В противоположность этому век Сатурна, принципиальной чертой которого было как раз отсутствие границ, рассматривался в символической системе барокко как образ традиционной культуры, включающей в себя в том числе и Ренессанс.

Как утверждает петербургский историк искусства А. В. Степанов, Ренессанс был намного архаичнее, чем нам порой кажется, поскольку не знал очевидных для нас культурных форм (самостоятельных, т. е. отделенных друг от друга) – таких, как политика, религия, наука, да и искусство тоже.

Степанов пишет о том, что мы переоцениваем современность Ренессанса, принимая на веру домыслы XIX века о якобы имевшем место «коперниканском перевороте» в искусстве и мировоззрении. Одновременно мы принижаем барокко, явившееся началом современности.

Вспомним о расцвете астрологии, магии, демонологии, – говорит Степанов, – и мы поймем, что Ренессанс не знал науки как таковой.

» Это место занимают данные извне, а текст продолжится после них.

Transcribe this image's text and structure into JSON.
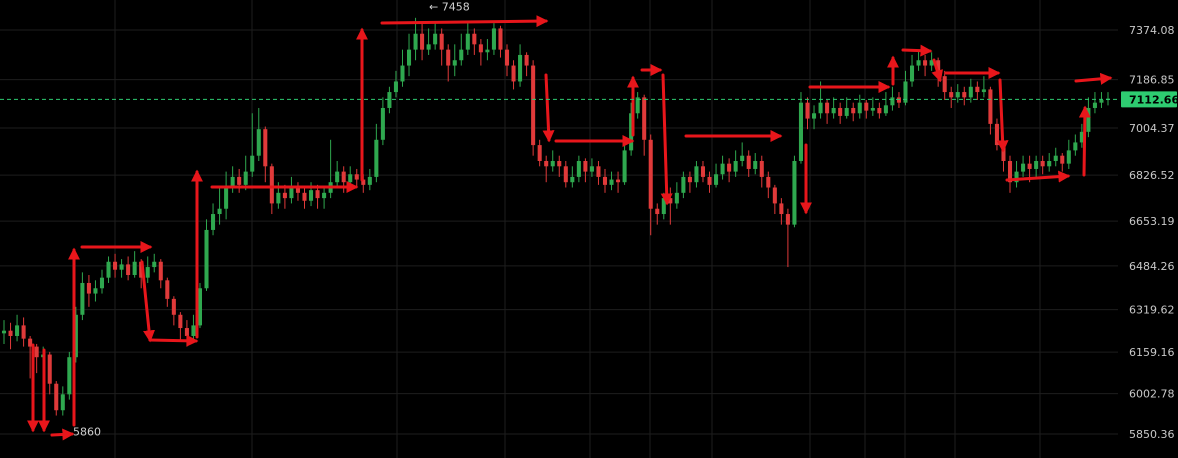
{
  "chart_data": {
    "type": "candlestick",
    "title": "",
    "xlabel": "",
    "ylabel": "",
    "ylim": [
      5820,
      7480
    ],
    "y_axis_position": "right",
    "grid": true,
    "y_ticks": [
      "7374.08",
      "7186.85",
      "7004.37",
      "6826.52",
      "6653.19",
      "6484.26",
      "6319.62",
      "6159.16",
      "6002.78",
      "5850.36"
    ],
    "current_price": "7112.66",
    "current_price_value": 7112.66,
    "high_label": "← 7458",
    "high_value": 7458,
    "low_label": "5860",
    "low_value": 5860,
    "colors": {
      "up": "#2fa84f",
      "down": "#e03a3a",
      "current": "#2ecc71",
      "arrow": "#e8161b",
      "grid": "#1e1e1e"
    },
    "candles": [
      [
        6230,
        6240,
        6280,
        6190
      ],
      [
        6240,
        6220,
        6270,
        6170
      ],
      [
        6220,
        6260,
        6300,
        6200
      ],
      [
        6260,
        6210,
        6290,
        6180
      ],
      [
        6210,
        6180,
        6220,
        6060
      ],
      [
        6180,
        6140,
        6190,
        6080
      ],
      [
        6140,
        6150,
        6180,
        6100
      ],
      [
        6150,
        6040,
        6160,
        6000
      ],
      [
        6040,
        5940,
        6050,
        5920
      ],
      [
        5940,
        6000,
        6030,
        5920
      ],
      [
        6000,
        6140,
        6160,
        5980
      ],
      [
        6140,
        6300,
        6330,
        6120
      ],
      [
        6300,
        6420,
        6460,
        6280
      ],
      [
        6420,
        6380,
        6450,
        6330
      ],
      [
        6380,
        6400,
        6430,
        6350
      ],
      [
        6400,
        6440,
        6470,
        6380
      ],
      [
        6440,
        6500,
        6520,
        6420
      ],
      [
        6500,
        6470,
        6530,
        6440
      ],
      [
        6470,
        6490,
        6510,
        6440
      ],
      [
        6490,
        6450,
        6520,
        6430
      ],
      [
        6450,
        6500,
        6540,
        6440
      ],
      [
        6500,
        6440,
        6510,
        6400
      ],
      [
        6440,
        6480,
        6520,
        6420
      ],
      [
        6480,
        6500,
        6530,
        6460
      ],
      [
        6500,
        6430,
        6510,
        6400
      ],
      [
        6430,
        6360,
        6440,
        6330
      ],
      [
        6360,
        6300,
        6370,
        6260
      ],
      [
        6300,
        6250,
        6310,
        6200
      ],
      [
        6250,
        6220,
        6280,
        6180
      ],
      [
        6220,
        6260,
        6300,
        6200
      ],
      [
        6260,
        6400,
        6420,
        6250
      ],
      [
        6400,
        6620,
        6660,
        6390
      ],
      [
        6620,
        6680,
        6720,
        6600
      ],
      [
        6680,
        6700,
        6780,
        6640
      ],
      [
        6700,
        6780,
        6840,
        6660
      ],
      [
        6780,
        6820,
        6860,
        6760
      ],
      [
        6820,
        6790,
        6850,
        6760
      ],
      [
        6790,
        6840,
        6900,
        6770
      ],
      [
        6840,
        6900,
        7060,
        6820
      ],
      [
        6900,
        7000,
        7080,
        6880
      ],
      [
        7000,
        6860,
        7010,
        6800
      ],
      [
        6860,
        6720,
        6870,
        6680
      ],
      [
        6720,
        6760,
        6800,
        6700
      ],
      [
        6760,
        6740,
        6790,
        6700
      ],
      [
        6740,
        6780,
        6820,
        6720
      ],
      [
        6780,
        6760,
        6800,
        6730
      ],
      [
        6760,
        6730,
        6780,
        6700
      ],
      [
        6730,
        6770,
        6800,
        6710
      ],
      [
        6770,
        6740,
        6790,
        6700
      ],
      [
        6740,
        6760,
        6780,
        6700
      ],
      [
        6760,
        6800,
        6960,
        6740
      ],
      [
        6800,
        6840,
        6880,
        6780
      ],
      [
        6840,
        6800,
        6860,
        6760
      ],
      [
        6800,
        6830,
        6860,
        6780
      ],
      [
        6830,
        6810,
        6850,
        6780
      ],
      [
        6810,
        6790,
        6830,
        6760
      ],
      [
        6790,
        6820,
        6850,
        6770
      ],
      [
        6820,
        6960,
        7020,
        6800
      ],
      [
        6960,
        7080,
        7120,
        6940
      ],
      [
        7080,
        7140,
        7160,
        7060
      ],
      [
        7140,
        7180,
        7220,
        7120
      ],
      [
        7180,
        7240,
        7300,
        7160
      ],
      [
        7240,
        7300,
        7360,
        7200
      ],
      [
        7300,
        7360,
        7420,
        7260
      ],
      [
        7360,
        7300,
        7400,
        7260
      ],
      [
        7300,
        7320,
        7380,
        7280
      ],
      [
        7320,
        7360,
        7400,
        7300
      ],
      [
        7360,
        7300,
        7380,
        7240
      ],
      [
        7300,
        7240,
        7320,
        7180
      ],
      [
        7240,
        7260,
        7320,
        7200
      ],
      [
        7260,
        7300,
        7360,
        7240
      ],
      [
        7300,
        7360,
        7400,
        7280
      ],
      [
        7360,
        7320,
        7380,
        7280
      ],
      [
        7320,
        7290,
        7340,
        7240
      ],
      [
        7290,
        7300,
        7340,
        7260
      ],
      [
        7300,
        7380,
        7400,
        7280
      ],
      [
        7380,
        7300,
        7390,
        7270
      ],
      [
        7300,
        7240,
        7320,
        7200
      ],
      [
        7240,
        7180,
        7260,
        7150
      ],
      [
        7180,
        7280,
        7320,
        7160
      ],
      [
        7280,
        7240,
        7290,
        7200
      ],
      [
        7240,
        6940,
        7260,
        6900
      ],
      [
        6940,
        6880,
        6960,
        6860
      ],
      [
        6880,
        6860,
        6900,
        6800
      ],
      [
        6860,
        6880,
        6920,
        6840
      ],
      [
        6880,
        6860,
        6900,
        6820
      ],
      [
        6860,
        6800,
        6880,
        6780
      ],
      [
        6800,
        6820,
        6860,
        6780
      ],
      [
        6820,
        6880,
        6900,
        6800
      ],
      [
        6880,
        6840,
        6890,
        6800
      ],
      [
        6840,
        6860,
        6890,
        6820
      ],
      [
        6860,
        6820,
        6880,
        6790
      ],
      [
        6820,
        6790,
        6850,
        6760
      ],
      [
        6790,
        6810,
        6840,
        6770
      ],
      [
        6810,
        6800,
        6840,
        6760
      ],
      [
        6800,
        6920,
        6960,
        6790
      ],
      [
        6920,
        7060,
        7100,
        6900
      ],
      [
        7060,
        7120,
        7140,
        7040
      ],
      [
        7120,
        6960,
        7130,
        6900
      ],
      [
        6960,
        6700,
        6980,
        6600
      ],
      [
        6700,
        6680,
        6720,
        6640
      ],
      [
        6680,
        6740,
        6760,
        6660
      ],
      [
        6740,
        6720,
        6780,
        6640
      ],
      [
        6720,
        6760,
        6800,
        6700
      ],
      [
        6760,
        6820,
        6840,
        6740
      ],
      [
        6820,
        6800,
        6840,
        6760
      ],
      [
        6800,
        6860,
        6880,
        6780
      ],
      [
        6860,
        6820,
        6880,
        6800
      ],
      [
        6820,
        6790,
        6840,
        6760
      ],
      [
        6790,
        6830,
        6870,
        6780
      ],
      [
        6830,
        6870,
        6900,
        6810
      ],
      [
        6870,
        6840,
        6890,
        6800
      ],
      [
        6840,
        6880,
        6920,
        6820
      ],
      [
        6880,
        6900,
        6950,
        6860
      ],
      [
        6900,
        6850,
        6920,
        6820
      ],
      [
        6850,
        6880,
        6910,
        6830
      ],
      [
        6880,
        6820,
        6900,
        6780
      ],
      [
        6820,
        6780,
        6840,
        6740
      ],
      [
        6780,
        6720,
        6790,
        6680
      ],
      [
        6720,
        6680,
        6740,
        6640
      ],
      [
        6680,
        6640,
        6700,
        6480
      ],
      [
        6640,
        6880,
        6900,
        6630
      ],
      [
        6880,
        7100,
        7140,
        6870
      ],
      [
        7100,
        7040,
        7120,
        7000
      ],
      [
        7040,
        7060,
        7090,
        7000
      ],
      [
        7060,
        7100,
        7180,
        7040
      ],
      [
        7100,
        7060,
        7110,
        7020
      ],
      [
        7060,
        7080,
        7120,
        7040
      ],
      [
        7080,
        7050,
        7100,
        7020
      ],
      [
        7050,
        7080,
        7120,
        7040
      ],
      [
        7080,
        7060,
        7100,
        7030
      ],
      [
        7060,
        7100,
        7130,
        7040
      ],
      [
        7100,
        7070,
        7110,
        7040
      ],
      [
        7070,
        7080,
        7120,
        7050
      ],
      [
        7080,
        7060,
        7100,
        7040
      ],
      [
        7060,
        7090,
        7140,
        7050
      ],
      [
        7090,
        7120,
        7160,
        7070
      ],
      [
        7120,
        7100,
        7140,
        7080
      ],
      [
        7100,
        7180,
        7220,
        7090
      ],
      [
        7180,
        7240,
        7280,
        7160
      ],
      [
        7240,
        7260,
        7300,
        7220
      ],
      [
        7260,
        7240,
        7280,
        7200
      ],
      [
        7240,
        7260,
        7290,
        7220
      ],
      [
        7260,
        7200,
        7270,
        7160
      ],
      [
        7200,
        7140,
        7220,
        7110
      ],
      [
        7140,
        7120,
        7160,
        7080
      ],
      [
        7120,
        7140,
        7170,
        7100
      ],
      [
        7140,
        7120,
        7160,
        7090
      ],
      [
        7120,
        7160,
        7190,
        7100
      ],
      [
        7160,
        7140,
        7180,
        7110
      ],
      [
        7140,
        7150,
        7200,
        7120
      ],
      [
        7150,
        7020,
        7160,
        6980
      ],
      [
        7020,
        6940,
        7040,
        6920
      ],
      [
        6940,
        6880,
        6960,
        6840
      ],
      [
        6880,
        6800,
        6900,
        6760
      ],
      [
        6800,
        6840,
        6880,
        6780
      ],
      [
        6840,
        6870,
        6900,
        6820
      ],
      [
        6870,
        6850,
        6900,
        6800
      ],
      [
        6850,
        6880,
        6900,
        6820
      ],
      [
        6880,
        6860,
        6900,
        6830
      ],
      [
        6860,
        6880,
        6910,
        6840
      ],
      [
        6880,
        6900,
        6930,
        6860
      ],
      [
        6900,
        6870,
        6910,
        6840
      ],
      [
        6870,
        6920,
        6960,
        6850
      ],
      [
        6920,
        6950,
        6980,
        6900
      ],
      [
        6950,
        6990,
        7020,
        6930
      ],
      [
        6990,
        7080,
        7120,
        6970
      ],
      [
        7080,
        7100,
        7140,
        7060
      ],
      [
        7100,
        7110,
        7140,
        7080
      ],
      [
        7110,
        7115,
        7140,
        7090
      ]
    ]
  }
}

Вспомним, что в ренессансной художественной практике безраздельно господствовали религиозные, политические, прикладные функции искусства и квазинаучные увлечения пропорциями, перспективой, анатомией, – и мы увидим, что Ренессанс не знал и искусства как такового.

Вместо собственно религии, политики, науки, искусства в добарочной культуре господствовал смутный средневеково-ренессансный синкретизм.

И только в эпоху барокко рассеялся мифопоэтический туман, в котором терялись собственные очертания любого предмета, а через фантастические подобия макро- и микрокосма что угодно могло быть помыслено как нечто иное, в котором словами и домыслами, опять переходившими в слова, заменялось ненавистное гуманистам опытное знание30.

Тем самым, добавим мы уже от своего имени, барокко оказывается вовсе не временем расцвета чудовищного, но напротив – временем истребления чудовищ.

Миксантропические существа в барочной картине мира становятся буквально пережитками прошлого, маркером предыдущей по отношению к эпохе Зевса эпохи, недооформившегося мира, находящегося вне времени, так как всё в нем совершается циклическим образом.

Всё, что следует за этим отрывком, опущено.